此番在阳谷县城门处相见,颇有种他乡遇故知的感觉。
“花哥儿还是那样玉树临风,想必家里已经几房美娇娘了吧?”
养娘立刻拦了李瓶儿一把,上前问道。
“那倒没有,在下随大伯去了滇南监察全省,一直不得闲,直到陛下金口答应的大伯回清河县养老,这才有些时间。”
花子虚文质彬彬,甚至有些腼腆。
他这人就是这样软些的性子,但是让昆仑奴带老虎去咬死几个步兵和督头,又有几个猎户丧命,却完全没有任何触动。
这些底层人在他眼中,就是老虎吃掉的几个数字。
“这样啊。”养娘不动声色的点点头,心下却是欢喜的紧。
“瓶儿妹是在大名府赶来?”
花子虚也顾不得昆仑奴了,当即道:“在下买了一处别苑,不如到舍下歇息,也想跟瓶儿妹,打听打听大名府的事。”
“好好好。”
养娘一口答应下来。
等到了花子虚的别苑,养娘一顿胡吃海喝,然后拍拍肚子,“舟车劳顿,老身和瓶儿都累的要死,有什么话,花哥儿明天再聊。”
说完,抓着李瓶儿的手腕,直接去睡觉了。
把个满心欢喜,浮想联翩的花子虚晾在桌子旁,满肚子话都噎在喉咙里,整张脸跟便秘一样难受。
……
翌日。
西门庆躺在暖秋的朝阳下,苍白的脸上终于有了些许色彩。
在他旁边,小厮玳安恭谨站立。
对面则是正妻吴月娘,二房妾室李娇儿,三房妾室孟玉楼。
招她们过来,当然不是交代后事,而是证明自己没事,让她们不要乱想。
李娇儿红着眼圈道:“官人没事,奴家就安心了,这几日夜里奴家都在祈愿,任何灾难都让奴家承受就是了。”
闻言,西门庆露出欣慰之色,随即看向了孟玉楼,“家中生意不要耽搁,若是需要银钱,三姐可预先垫付,等伤好了,自会归还三姐。”
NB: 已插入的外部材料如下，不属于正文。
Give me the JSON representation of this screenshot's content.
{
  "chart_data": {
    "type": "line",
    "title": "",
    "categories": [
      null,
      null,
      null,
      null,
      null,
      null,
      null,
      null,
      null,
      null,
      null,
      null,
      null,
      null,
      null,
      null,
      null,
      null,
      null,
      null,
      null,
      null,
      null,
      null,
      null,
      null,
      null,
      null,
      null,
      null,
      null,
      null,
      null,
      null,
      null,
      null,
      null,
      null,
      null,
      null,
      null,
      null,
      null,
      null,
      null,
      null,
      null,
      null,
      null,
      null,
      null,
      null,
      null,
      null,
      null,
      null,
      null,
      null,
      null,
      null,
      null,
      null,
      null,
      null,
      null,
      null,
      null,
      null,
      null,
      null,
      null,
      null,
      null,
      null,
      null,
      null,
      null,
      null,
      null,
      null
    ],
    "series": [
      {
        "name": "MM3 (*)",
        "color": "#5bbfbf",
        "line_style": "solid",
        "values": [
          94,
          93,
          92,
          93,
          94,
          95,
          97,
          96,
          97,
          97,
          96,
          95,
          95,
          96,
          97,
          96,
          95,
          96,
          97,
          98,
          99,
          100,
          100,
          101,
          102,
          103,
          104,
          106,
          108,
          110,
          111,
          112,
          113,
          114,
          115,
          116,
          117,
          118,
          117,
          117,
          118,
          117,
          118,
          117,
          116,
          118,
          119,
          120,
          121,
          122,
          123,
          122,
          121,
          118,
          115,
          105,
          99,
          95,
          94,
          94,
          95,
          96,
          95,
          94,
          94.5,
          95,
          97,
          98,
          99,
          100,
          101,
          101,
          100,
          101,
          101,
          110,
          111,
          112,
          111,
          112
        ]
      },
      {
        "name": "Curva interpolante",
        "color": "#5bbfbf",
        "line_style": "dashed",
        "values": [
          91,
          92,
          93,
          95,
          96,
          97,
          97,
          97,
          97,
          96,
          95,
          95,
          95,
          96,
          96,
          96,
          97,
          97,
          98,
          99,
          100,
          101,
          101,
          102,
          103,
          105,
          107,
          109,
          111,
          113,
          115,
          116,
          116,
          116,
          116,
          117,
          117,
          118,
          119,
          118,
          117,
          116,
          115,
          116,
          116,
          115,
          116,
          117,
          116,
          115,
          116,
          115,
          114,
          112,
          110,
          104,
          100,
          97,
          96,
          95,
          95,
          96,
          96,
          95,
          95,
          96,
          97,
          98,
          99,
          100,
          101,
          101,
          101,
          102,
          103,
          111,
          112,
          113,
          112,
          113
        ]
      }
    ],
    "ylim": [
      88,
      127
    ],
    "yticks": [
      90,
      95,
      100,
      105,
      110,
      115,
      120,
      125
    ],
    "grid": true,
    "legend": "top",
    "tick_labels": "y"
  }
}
孟玉楼神色微微一凝,她没想到西门庆都伤成这样了,居然还在惦记她的钱。
一旁,吴月娘生的面若银盆,眼如杏子,举止温柔,持重寡言。
“好了,官人安心养伤,家里自有我等操持。”
她说了一句,正待离开,忽然听到外宅传来门房的声音:“这位官人留步,我家老爷在卧床养伤,惊扰不得,惊扰不得啊!”
随着话音,一道身影昂首阔步走来,身后还跟着两个步兵。
“你是……”
躺椅上的西门庆只觉得似曾相识,但又想不起什么时候见过。
“我家督头乃是打虎英雄武直,县令大人亲自授印步兵督头。”两个步兵冷声道。
“打虎英雄?武直?”
西门庆略微思索,立刻瞪大了眼睛:“你是武大?”
他怎么变样了?
莫非用了什么妖术?
这变化也太大了吧!!!
步兵冷喝:“大胆!”
“西门大官人有伤在身,又是衙门同僚,自身也没什么礼貌可言,不要在意。”
武鸣摆摆手,让步兵退后,来到了西门庆近前,默默地看着他脸上仿佛打翻了五味瓶一样的神色。
“这位督头,我家老爷有伤在身,有事请跟奴家讲便是。”
吴月娘连忙道。
“既然能出来晒太阳,显然没那么严重。”
武鸣居高临下的看着西门庆,不给吴月娘再说话的机会,拿出一个草纸裁成的小册子,拿出一支笔,道:“西门大官人的伤势,是如何得来?”
不提这个还好,西门庆的心都在翻个,县里谣言四起,说他遭了报应。
只是老天爷下手不够狠,没劈死他。
若非有伤在身,他必然挨个教训。
“难道大官人自己也不知道吗?”
武鸣疑惑道:“比如说当时听到了什么声音,看到了什么火光之类的,一点点也没有吗?”
看着对方努力帮自己回忆的样子,西门庆心头爆笑。
这煞笔,自己已经在琢磨怎么把他娘子弄到手,他还在为自己考虑呢。
武大他人还怪好嘞!
西门庆看着武鸣,没忍住龇牙笑了起来。